Foi exatamente esse sentimento que tive ao experimentar Katana ZERO, projeto do estúdio Askiisoft e distribuído pela Devolver Digital. Tanto as principais mecânicas do game quanto o desenvolvimento do enredo instigam a imaginação do jogador, criando nele o desejo de tentar mais uma vez ou só dar uma olhadinha na próxima fase para ver o caminho que a aventura vai tomar. Tudo parece ter sido minuciosamente planejado para capturar nossa atenção, fazê-la de refém e somente liberá-la quando as perguntas certas forem respondidas.

No jogo, assumimos o papel do Dragão, um samurai com poderes de controlar o tempo e que trabalha como assassino. Cada missão traz um alvo que precisa ser eliminado, sendo que uma série de outros inimigos tem que ser decapitados antes de se chegar ao objetivo principal. As fases são divididas em pequenas seções e o protagonista deve primeiro limpar a área antes de seguir para o próximo mapa. Para isso, ele conta com sua espada, além de elementos que podem ser coletados pelo cenário e arremessados, como garrafas, bustos de mármore e elementos explosivos.
Katana x arma de fogo, que duelo injusto para quem só pode atirar

O samurai ainda conta com estranhas habilidades para deixar o tempo passando de maneira mais lenta, facilitando assim movimentos para rebater balas ou que visam execuções mais precisas. O grande ponto de dificuldade é que o personagem não pode ser atingido, caso sofra qualquer dano, volta para o começo da área e tem que refazer tudo de novo. Essa repetição acaba sendo um tanto quanto enjoativa em fases mais desafiadoras, porém, em nenhum momento o jogo é injusto e ao falhar, a sensação é que você errou e poderia ter feito melhor.

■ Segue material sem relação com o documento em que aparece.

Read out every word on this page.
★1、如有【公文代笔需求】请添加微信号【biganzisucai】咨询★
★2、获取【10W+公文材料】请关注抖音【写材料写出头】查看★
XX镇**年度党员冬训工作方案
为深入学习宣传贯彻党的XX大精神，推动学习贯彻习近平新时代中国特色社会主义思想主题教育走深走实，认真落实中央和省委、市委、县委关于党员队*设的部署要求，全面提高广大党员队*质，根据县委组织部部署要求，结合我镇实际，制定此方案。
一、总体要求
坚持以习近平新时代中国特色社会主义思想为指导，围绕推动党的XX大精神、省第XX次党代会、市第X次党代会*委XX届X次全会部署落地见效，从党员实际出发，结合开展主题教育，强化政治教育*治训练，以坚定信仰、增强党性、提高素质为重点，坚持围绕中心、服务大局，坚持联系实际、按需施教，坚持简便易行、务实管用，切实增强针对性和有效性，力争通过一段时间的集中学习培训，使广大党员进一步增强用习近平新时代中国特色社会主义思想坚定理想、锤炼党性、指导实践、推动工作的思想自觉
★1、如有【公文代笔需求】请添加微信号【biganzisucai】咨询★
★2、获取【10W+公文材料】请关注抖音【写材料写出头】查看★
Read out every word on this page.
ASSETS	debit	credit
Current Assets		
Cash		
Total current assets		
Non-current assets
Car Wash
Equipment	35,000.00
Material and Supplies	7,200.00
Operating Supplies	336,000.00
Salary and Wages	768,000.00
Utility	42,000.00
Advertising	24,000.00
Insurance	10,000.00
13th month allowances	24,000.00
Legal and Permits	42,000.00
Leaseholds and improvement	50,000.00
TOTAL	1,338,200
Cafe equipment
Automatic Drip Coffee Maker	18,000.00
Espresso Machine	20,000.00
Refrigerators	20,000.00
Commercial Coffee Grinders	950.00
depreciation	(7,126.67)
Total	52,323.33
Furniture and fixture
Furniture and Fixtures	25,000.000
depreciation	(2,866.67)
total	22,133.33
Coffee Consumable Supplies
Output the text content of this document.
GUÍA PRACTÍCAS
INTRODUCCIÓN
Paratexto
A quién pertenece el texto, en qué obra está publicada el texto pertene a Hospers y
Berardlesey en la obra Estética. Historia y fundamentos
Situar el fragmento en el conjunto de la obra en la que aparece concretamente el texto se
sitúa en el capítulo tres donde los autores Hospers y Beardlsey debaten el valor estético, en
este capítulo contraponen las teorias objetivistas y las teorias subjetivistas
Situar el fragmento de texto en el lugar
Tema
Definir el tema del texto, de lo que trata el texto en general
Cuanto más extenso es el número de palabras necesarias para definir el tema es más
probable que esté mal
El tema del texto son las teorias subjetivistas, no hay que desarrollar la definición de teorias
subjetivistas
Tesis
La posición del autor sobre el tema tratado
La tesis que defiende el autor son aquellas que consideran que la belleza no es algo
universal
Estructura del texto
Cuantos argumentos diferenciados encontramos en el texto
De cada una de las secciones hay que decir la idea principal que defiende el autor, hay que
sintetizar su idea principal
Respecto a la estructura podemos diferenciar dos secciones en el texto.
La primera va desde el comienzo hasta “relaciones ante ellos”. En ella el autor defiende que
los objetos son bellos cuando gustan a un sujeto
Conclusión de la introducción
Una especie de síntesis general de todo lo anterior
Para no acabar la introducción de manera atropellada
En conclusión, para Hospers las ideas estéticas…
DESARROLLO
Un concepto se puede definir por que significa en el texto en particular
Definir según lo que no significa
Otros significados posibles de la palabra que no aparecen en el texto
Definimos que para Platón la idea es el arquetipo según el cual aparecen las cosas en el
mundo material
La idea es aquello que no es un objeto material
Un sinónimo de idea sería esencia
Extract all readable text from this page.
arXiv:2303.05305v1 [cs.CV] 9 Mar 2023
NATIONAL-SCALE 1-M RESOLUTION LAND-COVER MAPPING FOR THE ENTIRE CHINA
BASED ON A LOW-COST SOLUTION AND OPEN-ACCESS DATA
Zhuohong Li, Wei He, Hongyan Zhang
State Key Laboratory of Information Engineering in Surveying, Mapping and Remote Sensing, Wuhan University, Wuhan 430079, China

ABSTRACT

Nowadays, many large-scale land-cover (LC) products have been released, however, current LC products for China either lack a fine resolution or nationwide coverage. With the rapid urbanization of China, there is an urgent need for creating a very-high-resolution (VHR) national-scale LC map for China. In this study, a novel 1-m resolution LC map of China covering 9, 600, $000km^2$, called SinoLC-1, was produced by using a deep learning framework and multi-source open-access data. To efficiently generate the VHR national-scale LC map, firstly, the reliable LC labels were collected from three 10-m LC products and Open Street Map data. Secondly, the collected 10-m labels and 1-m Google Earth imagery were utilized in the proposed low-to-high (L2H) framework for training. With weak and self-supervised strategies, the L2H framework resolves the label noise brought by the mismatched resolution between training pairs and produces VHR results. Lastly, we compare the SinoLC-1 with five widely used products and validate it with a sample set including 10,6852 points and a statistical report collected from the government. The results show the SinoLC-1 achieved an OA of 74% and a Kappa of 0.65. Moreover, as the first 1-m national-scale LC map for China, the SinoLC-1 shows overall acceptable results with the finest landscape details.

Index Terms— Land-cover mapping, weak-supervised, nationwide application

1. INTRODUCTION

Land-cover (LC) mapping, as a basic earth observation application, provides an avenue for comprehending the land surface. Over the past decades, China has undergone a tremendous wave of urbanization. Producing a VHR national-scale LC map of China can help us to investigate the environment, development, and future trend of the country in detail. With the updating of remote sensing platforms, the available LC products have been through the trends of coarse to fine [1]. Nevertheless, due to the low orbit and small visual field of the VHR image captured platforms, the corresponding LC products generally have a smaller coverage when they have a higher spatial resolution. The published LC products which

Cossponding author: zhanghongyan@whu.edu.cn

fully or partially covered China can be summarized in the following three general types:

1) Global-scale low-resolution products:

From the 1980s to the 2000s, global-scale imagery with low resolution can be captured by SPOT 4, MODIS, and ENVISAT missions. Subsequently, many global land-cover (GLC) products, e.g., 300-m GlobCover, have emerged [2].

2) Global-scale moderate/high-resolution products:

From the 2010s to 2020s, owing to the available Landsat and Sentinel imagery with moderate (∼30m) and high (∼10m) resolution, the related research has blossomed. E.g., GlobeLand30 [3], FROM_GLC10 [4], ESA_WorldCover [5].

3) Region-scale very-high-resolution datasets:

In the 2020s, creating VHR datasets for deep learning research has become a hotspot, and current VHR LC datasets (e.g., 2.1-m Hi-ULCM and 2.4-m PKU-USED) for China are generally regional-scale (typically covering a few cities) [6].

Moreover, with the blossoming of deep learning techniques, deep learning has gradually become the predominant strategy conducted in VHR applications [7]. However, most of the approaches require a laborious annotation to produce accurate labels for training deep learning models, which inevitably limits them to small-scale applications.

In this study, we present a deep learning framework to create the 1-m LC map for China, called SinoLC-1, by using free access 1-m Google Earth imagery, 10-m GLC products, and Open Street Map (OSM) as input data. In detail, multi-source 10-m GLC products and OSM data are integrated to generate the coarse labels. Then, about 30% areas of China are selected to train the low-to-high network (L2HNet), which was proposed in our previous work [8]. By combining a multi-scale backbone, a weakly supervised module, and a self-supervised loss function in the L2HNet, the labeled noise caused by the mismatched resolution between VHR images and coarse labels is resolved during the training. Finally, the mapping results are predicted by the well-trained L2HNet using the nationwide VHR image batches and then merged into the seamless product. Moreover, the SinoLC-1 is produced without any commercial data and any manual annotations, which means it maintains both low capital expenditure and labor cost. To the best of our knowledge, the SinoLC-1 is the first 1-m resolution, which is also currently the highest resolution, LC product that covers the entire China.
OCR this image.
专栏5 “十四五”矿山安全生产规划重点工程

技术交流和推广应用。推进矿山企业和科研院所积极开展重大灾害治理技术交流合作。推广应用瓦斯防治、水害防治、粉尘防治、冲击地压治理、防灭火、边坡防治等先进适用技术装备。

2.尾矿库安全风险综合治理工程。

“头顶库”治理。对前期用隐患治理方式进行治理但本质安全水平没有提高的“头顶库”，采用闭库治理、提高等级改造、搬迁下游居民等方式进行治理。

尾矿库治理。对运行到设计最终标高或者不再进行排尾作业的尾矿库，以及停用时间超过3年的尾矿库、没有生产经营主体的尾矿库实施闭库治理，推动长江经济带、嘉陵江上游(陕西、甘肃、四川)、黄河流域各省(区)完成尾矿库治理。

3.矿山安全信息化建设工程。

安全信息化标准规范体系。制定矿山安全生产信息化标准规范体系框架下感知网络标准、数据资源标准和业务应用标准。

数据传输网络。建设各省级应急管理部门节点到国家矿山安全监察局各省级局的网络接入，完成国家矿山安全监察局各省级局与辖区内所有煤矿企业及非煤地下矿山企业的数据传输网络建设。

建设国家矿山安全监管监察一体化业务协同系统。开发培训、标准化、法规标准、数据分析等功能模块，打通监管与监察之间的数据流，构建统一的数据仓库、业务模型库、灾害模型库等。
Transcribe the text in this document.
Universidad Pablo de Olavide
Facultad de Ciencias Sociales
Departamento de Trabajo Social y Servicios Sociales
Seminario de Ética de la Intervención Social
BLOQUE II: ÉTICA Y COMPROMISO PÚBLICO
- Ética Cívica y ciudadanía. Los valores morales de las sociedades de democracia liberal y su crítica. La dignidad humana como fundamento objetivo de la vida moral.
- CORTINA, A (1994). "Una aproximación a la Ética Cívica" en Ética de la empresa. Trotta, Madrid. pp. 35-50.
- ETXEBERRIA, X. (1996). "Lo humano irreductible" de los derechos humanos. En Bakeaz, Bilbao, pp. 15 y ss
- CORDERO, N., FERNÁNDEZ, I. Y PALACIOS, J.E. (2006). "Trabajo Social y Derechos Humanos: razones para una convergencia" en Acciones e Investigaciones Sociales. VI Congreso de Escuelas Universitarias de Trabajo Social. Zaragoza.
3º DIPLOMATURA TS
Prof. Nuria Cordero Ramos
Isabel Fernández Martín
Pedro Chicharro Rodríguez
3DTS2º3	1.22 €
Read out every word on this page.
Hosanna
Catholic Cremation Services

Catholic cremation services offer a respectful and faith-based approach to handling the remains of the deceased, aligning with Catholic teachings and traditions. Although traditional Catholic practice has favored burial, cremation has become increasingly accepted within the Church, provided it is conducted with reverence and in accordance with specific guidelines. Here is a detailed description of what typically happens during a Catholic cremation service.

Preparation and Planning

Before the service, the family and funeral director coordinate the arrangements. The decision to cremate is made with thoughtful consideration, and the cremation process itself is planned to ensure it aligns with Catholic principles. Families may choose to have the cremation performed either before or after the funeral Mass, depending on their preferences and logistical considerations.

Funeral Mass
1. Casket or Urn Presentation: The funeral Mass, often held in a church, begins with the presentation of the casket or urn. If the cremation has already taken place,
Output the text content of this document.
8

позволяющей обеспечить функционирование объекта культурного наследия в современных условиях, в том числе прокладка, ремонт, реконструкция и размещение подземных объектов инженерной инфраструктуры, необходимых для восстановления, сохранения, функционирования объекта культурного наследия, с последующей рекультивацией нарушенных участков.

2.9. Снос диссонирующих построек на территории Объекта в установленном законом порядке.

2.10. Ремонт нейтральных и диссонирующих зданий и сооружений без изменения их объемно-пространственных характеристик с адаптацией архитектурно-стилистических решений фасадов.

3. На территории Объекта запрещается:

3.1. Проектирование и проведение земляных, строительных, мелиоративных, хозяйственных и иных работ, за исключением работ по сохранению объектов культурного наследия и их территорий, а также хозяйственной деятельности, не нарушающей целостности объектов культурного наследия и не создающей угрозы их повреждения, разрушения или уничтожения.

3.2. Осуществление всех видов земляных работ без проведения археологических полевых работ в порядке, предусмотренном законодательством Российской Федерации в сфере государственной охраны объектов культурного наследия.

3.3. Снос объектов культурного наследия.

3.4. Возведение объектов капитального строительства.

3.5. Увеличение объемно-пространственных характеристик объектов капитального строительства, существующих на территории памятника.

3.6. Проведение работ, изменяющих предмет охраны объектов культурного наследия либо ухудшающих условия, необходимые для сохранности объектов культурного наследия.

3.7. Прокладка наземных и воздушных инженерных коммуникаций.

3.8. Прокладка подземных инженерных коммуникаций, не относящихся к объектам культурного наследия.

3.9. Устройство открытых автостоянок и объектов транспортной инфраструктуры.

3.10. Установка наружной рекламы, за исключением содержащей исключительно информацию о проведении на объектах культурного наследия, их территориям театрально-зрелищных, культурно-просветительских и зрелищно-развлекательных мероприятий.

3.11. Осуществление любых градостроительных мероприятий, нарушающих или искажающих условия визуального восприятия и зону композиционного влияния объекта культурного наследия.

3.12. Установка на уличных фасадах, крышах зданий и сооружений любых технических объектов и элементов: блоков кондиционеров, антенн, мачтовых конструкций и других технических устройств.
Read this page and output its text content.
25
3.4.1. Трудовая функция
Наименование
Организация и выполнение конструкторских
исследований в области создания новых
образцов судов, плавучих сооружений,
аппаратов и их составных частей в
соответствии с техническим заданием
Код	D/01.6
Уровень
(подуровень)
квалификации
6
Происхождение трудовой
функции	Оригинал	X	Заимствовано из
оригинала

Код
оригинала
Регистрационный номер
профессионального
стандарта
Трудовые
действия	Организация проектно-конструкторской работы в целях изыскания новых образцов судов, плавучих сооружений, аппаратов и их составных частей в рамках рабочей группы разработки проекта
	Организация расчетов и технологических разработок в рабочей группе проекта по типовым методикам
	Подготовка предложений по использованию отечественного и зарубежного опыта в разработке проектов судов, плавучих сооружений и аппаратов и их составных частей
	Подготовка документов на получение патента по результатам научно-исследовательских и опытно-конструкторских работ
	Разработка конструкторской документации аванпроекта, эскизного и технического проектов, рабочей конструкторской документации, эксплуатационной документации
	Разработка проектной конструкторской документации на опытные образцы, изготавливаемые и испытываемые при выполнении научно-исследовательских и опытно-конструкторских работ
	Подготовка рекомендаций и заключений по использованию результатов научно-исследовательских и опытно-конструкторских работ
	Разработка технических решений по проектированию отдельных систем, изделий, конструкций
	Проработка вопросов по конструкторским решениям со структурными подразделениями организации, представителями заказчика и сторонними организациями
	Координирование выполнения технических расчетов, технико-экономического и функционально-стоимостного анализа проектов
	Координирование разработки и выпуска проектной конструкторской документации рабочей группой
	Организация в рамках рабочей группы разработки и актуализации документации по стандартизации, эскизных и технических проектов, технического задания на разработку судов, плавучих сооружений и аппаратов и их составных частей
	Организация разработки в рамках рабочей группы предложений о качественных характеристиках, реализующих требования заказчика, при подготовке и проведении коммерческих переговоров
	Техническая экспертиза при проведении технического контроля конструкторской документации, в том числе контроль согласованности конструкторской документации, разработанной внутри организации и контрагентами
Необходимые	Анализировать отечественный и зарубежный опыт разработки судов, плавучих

Essa vontade de querer provar que você é capaz de passar daquele desafio e prosseguir para a próxima missão é constante durante toda a jornada. Eu realmente percebi que estava evoluindo conforme ia errando e recomeçando, tanto que ao revisitar os níveis iniciais um pouco mais tarde, pude finalizá-los de maneira extremamente fácil e precisa. Com isso, mesmo aborrecido algumas vezes por ter que fazer os mesmos movimentos por cinco ou 10 vezes seguidas, nunca a vontade foi de desistir.
É recomendável sempre analisar a situação antes de começar a agir

Fora de ordem

Tão interessante quanto as mecânicas de jogo, é a maneira como a história de Katana ZERO é contada. Depois de cada missão, o Dragão visita seu psicólogo para tratar de sonhos e visões estranhas que atrapalham sua vida. Nessas consultas, o jogador e o protagonista vão juntos descobrindo importantes detalhes do passado e montando um quebra-cabeça que só se completa após a batalha final. Com isso, a narrativa acaba se tornando completamente imprevisível e nada linear.

O jogador se sente ainda mais na pele do samurai ao ter opções diferentes de respostas para diversos diálogos. As escolhas importam, pois, a partir delas conhecemos níveis maiores ou menores de detalhes da história. Ponto positivo e que torna o game ainda mais acessível para o público brasileiro é que ele está totalmente em português e com uma tradução extremamente bem feita.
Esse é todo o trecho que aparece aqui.